An eight-week, 2 x 4 factorial rat experiment using two levels of dietary copper and four levels of dietary silicon was conducted to further delineate a previously observed silicon-copper interaction in which silicon appears to mimic copper in its effect on the composition of the aorta. Dietary copper concentrations were 1.4 (deficient) and 5.4 (adequate) mg/kg diet, and silicon concentrations were 5, 135, 270, and 540 mg/kg diet. Compared with the lowest level of silicon and copper, weight gains were 15.5% higher for rats fed 540 mg silicon/kg diet and 14.3% higher for those fed 5.4 mg copper/kg diet. The growth-promoting effects of silicon and copper were additive. Evidence that silicon elevated the copper status of copper-deficient rats includes an increase in packed-cell volume by 540 mg silicon/kg diet in the otherwise packed-cell volume-depressed, copper-deficient rats, accompanied by a trend toward higher hemoglobin values and lower relative heart weights. In the copper-adequate rats, evidence that 540 mg silicon/kg diet elevated their copper status includes a two-fold increase in the blood-plasma copper concentration, a three-fold increase in ceruloplasmin activity, and an increase in cardiac, renal, and hepatic copper concentrations. In addition, 540 mg silicon/kg diet resulted in higher aortic dry mass and aortic elastin content in both copper-deficient and copper-adequate rats. While dietary silicon concentrations of 135, 270, and 540 mg/kg diet were all effective in increasing aortic elastin in the copper-adequate rats, only 540 mg silicon/kg diet increased aortic elastin in the copper-deficient rats. These data indicate that some of the metabolic effects attributed to silicon may be manifested through a silicon-facilitated increase in copper utilization.

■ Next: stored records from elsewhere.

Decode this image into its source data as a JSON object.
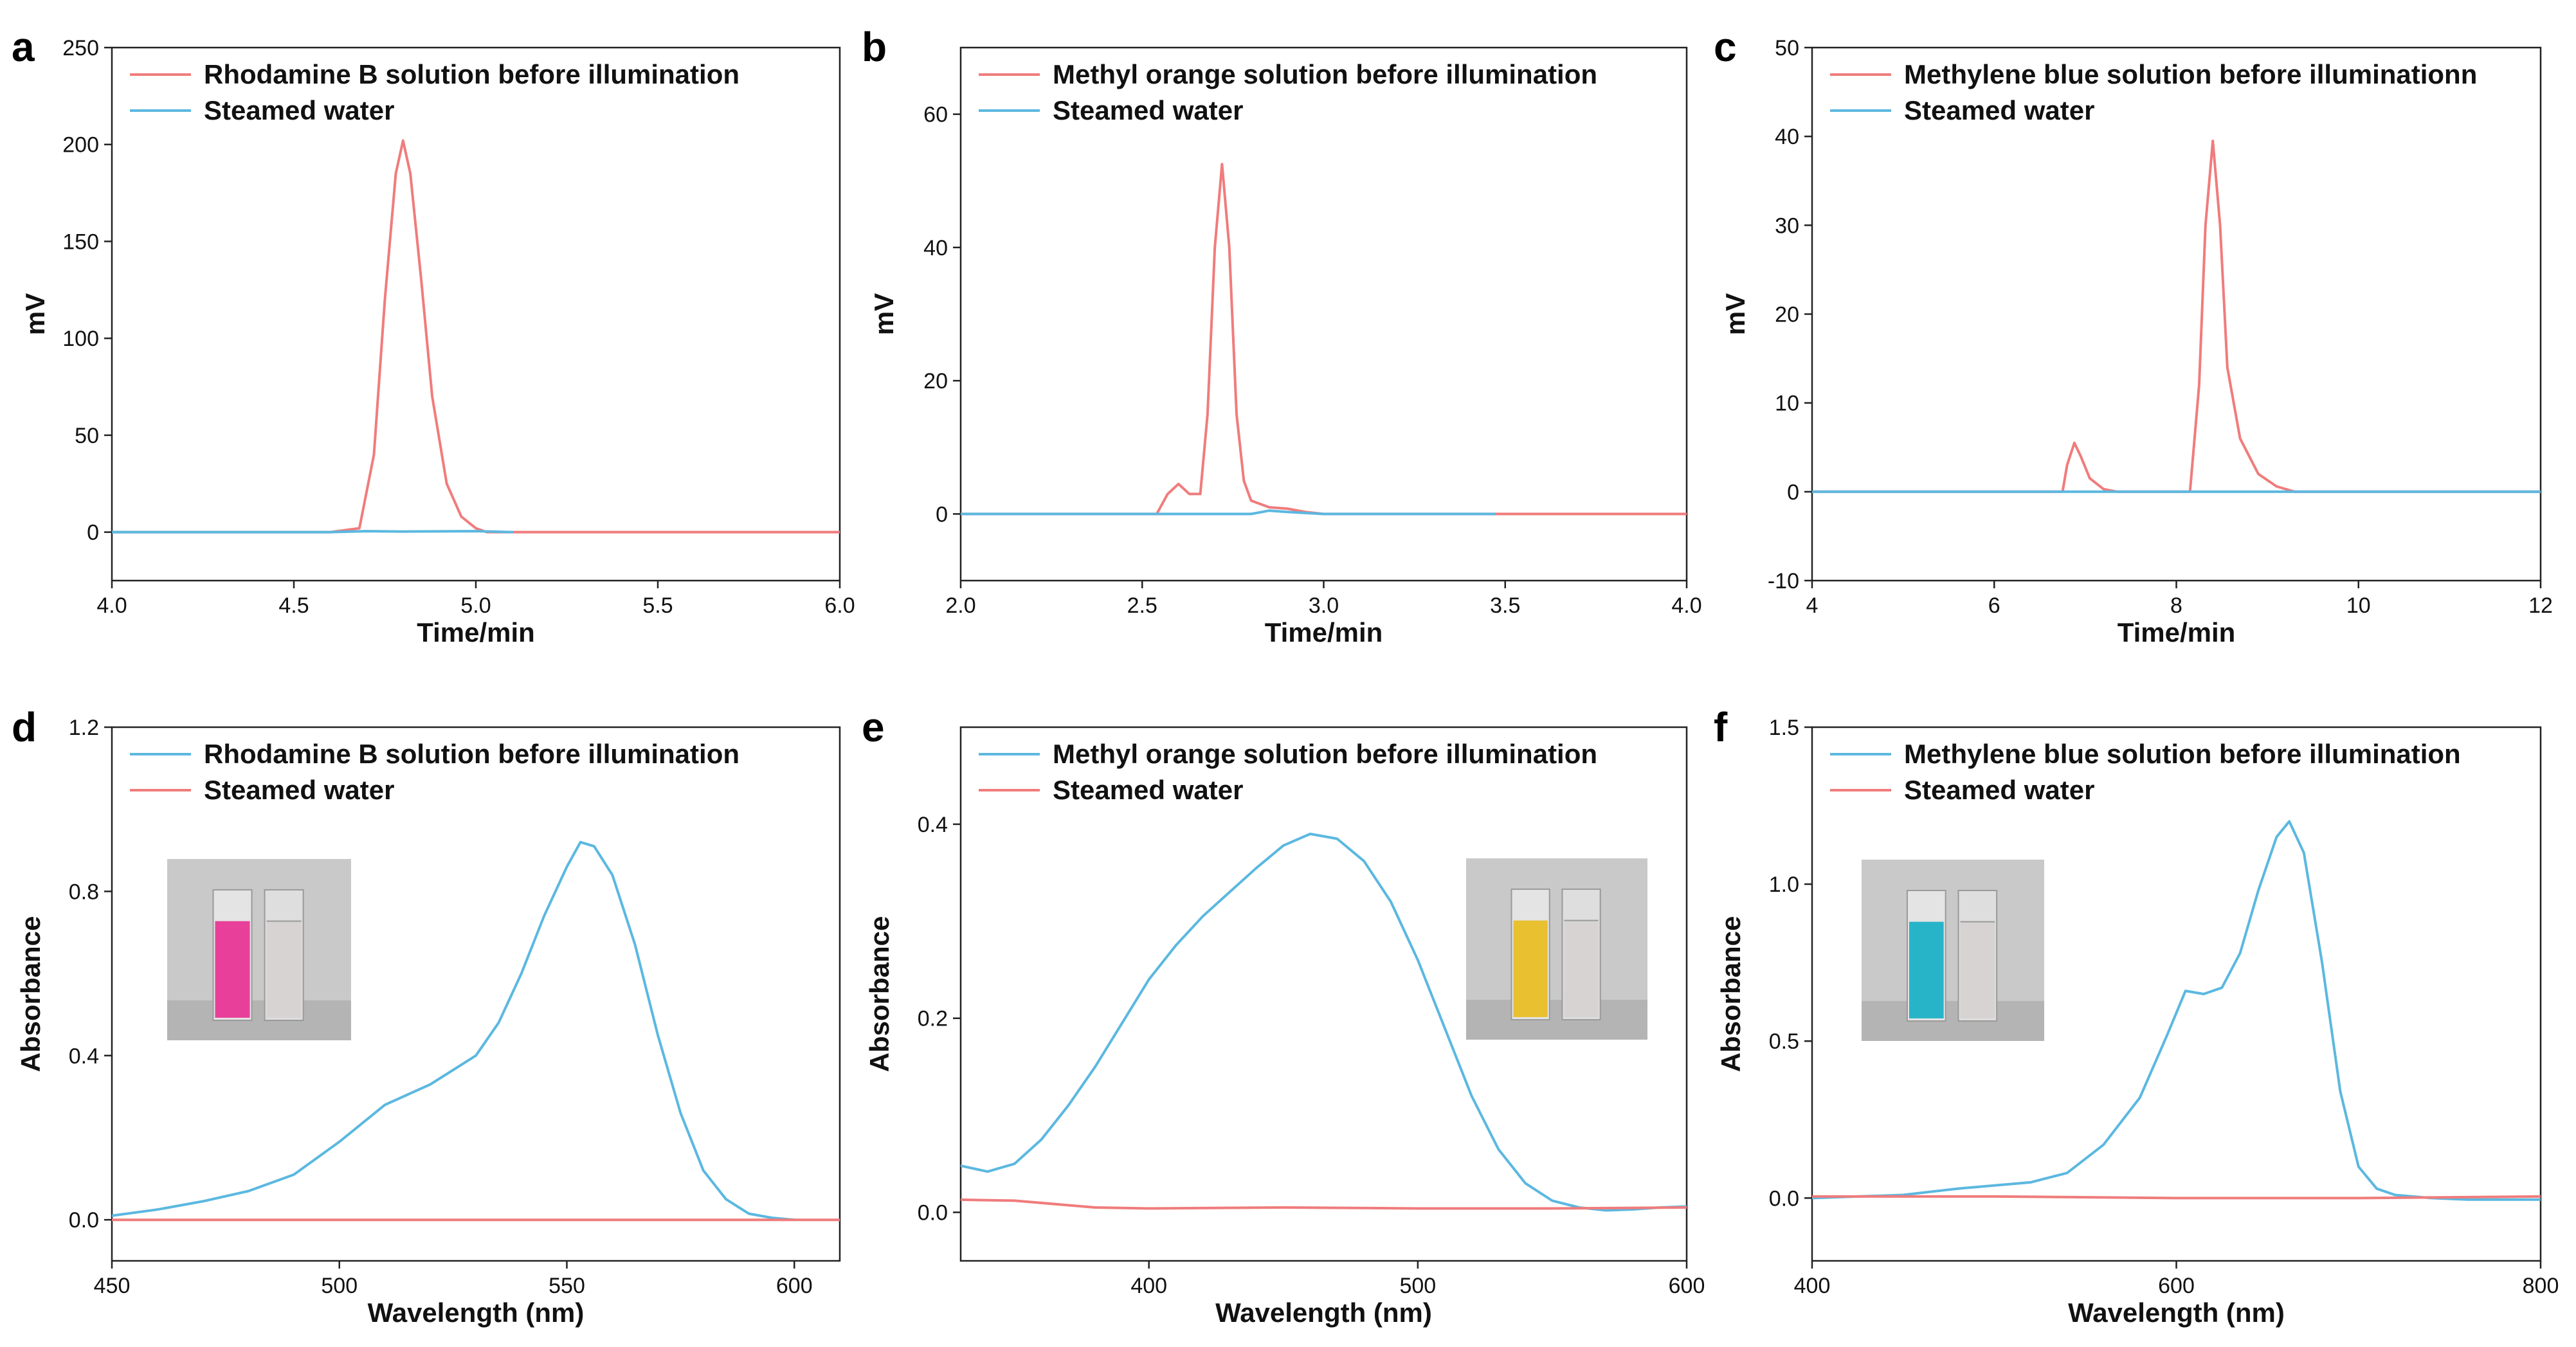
{
  "chart_data": [
    {
      "panel": "a",
      "type": "line",
      "xlabel": "Time/min",
      "ylabel": "mV",
      "xlim": [
        4.0,
        6.0
      ],
      "ylim": [
        -25,
        250
      ],
      "xticks": [
        "4.0",
        "4.5",
        "5.0",
        "5.5",
        "6.0"
      ],
      "yticks": [
        "0",
        "50",
        "100",
        "150",
        "200",
        "250"
      ],
      "series": [
        {
          "name": "Rhodamine B solution before illumination",
          "color": "#f07c7c",
          "x": [
            4.0,
            4.6,
            4.68,
            4.72,
            4.75,
            4.78,
            4.8,
            4.82,
            4.85,
            4.88,
            4.92,
            4.96,
            5.0,
            5.03,
            5.2,
            6.0
          ],
          "y": [
            0,
            0,
            2,
            40,
            120,
            185,
            202,
            185,
            130,
            70,
            25,
            8,
            2,
            0,
            0,
            0
          ]
        },
        {
          "name": "Steamed water",
          "color": "#5bb8e0",
          "x": [
            4.0,
            4.6,
            4.7,
            4.8,
            5.0,
            5.1
          ],
          "y": [
            0,
            0,
            0.5,
            0.3,
            0.5,
            0
          ]
        }
      ]
    },
    {
      "panel": "b",
      "type": "line",
      "xlabel": "Time/min",
      "ylabel": "mV",
      "xlim": [
        2.0,
        4.0
      ],
      "ylim": [
        -10,
        70
      ],
      "xticks": [
        "2.0",
        "2.5",
        "3.0",
        "3.5",
        "4.0"
      ],
      "yticks": [
        "0",
        "20",
        "40",
        "60"
      ],
      "series": [
        {
          "name": "Methyl orange solution before illumination",
          "color": "#f07c7c",
          "x": [
            2.0,
            2.54,
            2.57,
            2.6,
            2.63,
            2.66,
            2.68,
            2.7,
            2.72,
            2.74,
            2.76,
            2.78,
            2.8,
            2.85,
            2.9,
            2.95,
            3.0,
            4.0
          ],
          "y": [
            0,
            0,
            3,
            4.5,
            3,
            3,
            15,
            40,
            52.5,
            40,
            15,
            5,
            2,
            1,
            0.8,
            0.3,
            0,
            0
          ]
        },
        {
          "name": "Steamed water",
          "color": "#5bb8e0",
          "x": [
            2.0,
            2.8,
            2.85,
            2.9,
            3.0,
            3.47
          ],
          "y": [
            0,
            0,
            0.5,
            0.3,
            0,
            0
          ]
        }
      ]
    },
    {
      "panel": "c",
      "type": "line",
      "xlabel": "Time/min",
      "ylabel": "mV",
      "xlim": [
        4,
        12
      ],
      "ylim": [
        -10,
        50
      ],
      "xticks": [
        "4",
        "6",
        "8",
        "10",
        "12"
      ],
      "yticks": [
        "-10",
        "0",
        "10",
        "20",
        "30",
        "40",
        "50"
      ],
      "series": [
        {
          "name": "Methylene blue solution before illuminationn",
          "color": "#f07c7c",
          "x": [
            4,
            6.75,
            6.8,
            6.88,
            6.95,
            7.05,
            7.2,
            7.35,
            8.15,
            8.25,
            8.32,
            8.4,
            8.48,
            8.56,
            8.7,
            8.9,
            9.1,
            9.3,
            12
          ],
          "y": [
            0,
            0,
            3,
            5.5,
            4,
            1.5,
            0.3,
            0,
            0,
            12,
            30,
            39.5,
            30,
            14,
            6,
            2,
            0.6,
            0,
            0
          ]
        },
        {
          "name": "Steamed water",
          "color": "#5bb8e0",
          "x": [
            4,
            12
          ],
          "y": [
            0,
            0
          ]
        }
      ]
    },
    {
      "panel": "d",
      "type": "line",
      "xlabel": "Wavelength (nm)",
      "ylabel": "Absorbance",
      "xlim": [
        450,
        610
      ],
      "ylim": [
        -0.1,
        1.2
      ],
      "xticks": [
        "450",
        "500",
        "550",
        "600"
      ],
      "yticks": [
        "0.0",
        "0.4",
        "0.8",
        "1.2"
      ],
      "series": [
        {
          "name": "Rhodamine B solution before illumination",
          "color": "#5bb8e0",
          "x": [
            450,
            460,
            470,
            480,
            490,
            500,
            510,
            520,
            530,
            535,
            540,
            545,
            550,
            553,
            556,
            560,
            565,
            570,
            575,
            580,
            585,
            590,
            595,
            600
          ],
          "y": [
            0.01,
            0.025,
            0.045,
            0.07,
            0.11,
            0.19,
            0.28,
            0.33,
            0.4,
            0.48,
            0.6,
            0.74,
            0.86,
            0.92,
            0.91,
            0.84,
            0.67,
            0.45,
            0.26,
            0.12,
            0.05,
            0.015,
            0.005,
            0.0
          ]
        },
        {
          "name": "Steamed water",
          "color": "#f07c7c",
          "x": [
            450,
            610
          ],
          "y": [
            0,
            0
          ]
        }
      ]
    },
    {
      "panel": "e",
      "type": "line",
      "xlabel": "Wavelength (nm)",
      "ylabel": "Absorbance",
      "xlim": [
        330,
        600
      ],
      "ylim": [
        -0.05,
        0.5
      ],
      "xticks": [
        "400",
        "500",
        "600"
      ],
      "yticks": [
        "0.0",
        "0.2",
        "0.4"
      ],
      "series": [
        {
          "name": "Methyl orange solution before illumination",
          "color": "#5bb8e0",
          "x": [
            330,
            340,
            350,
            360,
            370,
            380,
            390,
            400,
            410,
            420,
            430,
            440,
            450,
            460,
            470,
            480,
            490,
            500,
            510,
            520,
            530,
            540,
            550,
            560,
            570,
            580,
            590,
            600
          ],
          "y": [
            0.048,
            0.042,
            0.05,
            0.075,
            0.11,
            0.15,
            0.195,
            0.24,
            0.275,
            0.305,
            0.33,
            0.355,
            0.378,
            0.39,
            0.385,
            0.362,
            0.32,
            0.26,
            0.19,
            0.12,
            0.065,
            0.03,
            0.012,
            0.005,
            0.002,
            0.003,
            0.005,
            0.006
          ]
        },
        {
          "name": "Steamed water",
          "color": "#f07c7c",
          "x": [
            330,
            350,
            380,
            400,
            450,
            500,
            550,
            600
          ],
          "y": [
            0.013,
            0.012,
            0.005,
            0.004,
            0.005,
            0.004,
            0.004,
            0.005
          ]
        }
      ]
    },
    {
      "panel": "f",
      "type": "line",
      "xlabel": "Wavelength (nm)",
      "ylabel": "Absorbance",
      "xlim": [
        400,
        800
      ],
      "ylim": [
        -0.2,
        1.5
      ],
      "xticks": [
        "400",
        "600",
        "800"
      ],
      "yticks": [
        "0.0",
        "0.5",
        "1.0",
        "1.5"
      ],
      "series": [
        {
          "name": "Methylene blue solution before illumination",
          "color": "#5bb8e0",
          "x": [
            400,
            450,
            480,
            500,
            520,
            540,
            560,
            580,
            595,
            605,
            615,
            625,
            635,
            645,
            655,
            662,
            670,
            680,
            690,
            700,
            710,
            720,
            740,
            760,
            800
          ],
          "y": [
            0.0,
            0.01,
            0.03,
            0.04,
            0.05,
            0.08,
            0.17,
            0.32,
            0.52,
            0.66,
            0.65,
            0.67,
            0.78,
            0.98,
            1.15,
            1.2,
            1.1,
            0.75,
            0.34,
            0.1,
            0.03,
            0.01,
            0.0,
            -0.005,
            -0.005
          ]
        },
        {
          "name": "Steamed water",
          "color": "#f07c7c",
          "x": [
            400,
            500,
            600,
            700,
            800
          ],
          "y": [
            0.005,
            0.005,
            0.0,
            0.0,
            0.005
          ]
        }
      ]
    }
  ],
  "insets": [
    {
      "panel": "d",
      "color": "#e8409a",
      "description": "Rhodamine B cuvette photo"
    },
    {
      "panel": "e",
      "color": "#e8c030",
      "description": "Methyl orange cuvette photo"
    },
    {
      "panel": "f",
      "color": "#28b4c8",
      "description": "Methylene blue cuvette photo"
    }
  ]
}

Interactive effects of dietary silicon, copper, and zinc in the rat

A factorial rat experiment using two dietary concentrations each of copper, zinc, and silicon was conducted to identify areas in which interrelationships involving silicon may exist. The concentrations used were (mg/kg of diet): copper, 1 and 5; zinc, 2 and 12; and silicon, 5 and 270. An antagonism between silicon and zinc, whereby increases in dietary levels of either one resulted in a reduction in blood plasma concentrations of the other, was demonstrated. The depressing effect of silicon on plasma concentrations of zinc and on alkaline phosphatase occurred only in zinc-deficient rats. However, silicon had no effect on growth. Effects on aortic composition, interpreted as beneficial, accompanied increases in the silicon content of copper-deficient diets. Silicon-dependent increases in the chloroform-methanol extractable fraction of aorta closely approximated a similar response to copper. High dietary silicon increased aortic elastin in copper-deficient rats when dietary zinc was adequate. The aortic effects of silicon, while mimicking the gross effects of copper, occurred in the absence of any silicon-related changes in blood copper concentrations. Interrelationships of silicon with other elements, particularly copper and zinc, may warrant consideration in future nutritional and metabolic studies.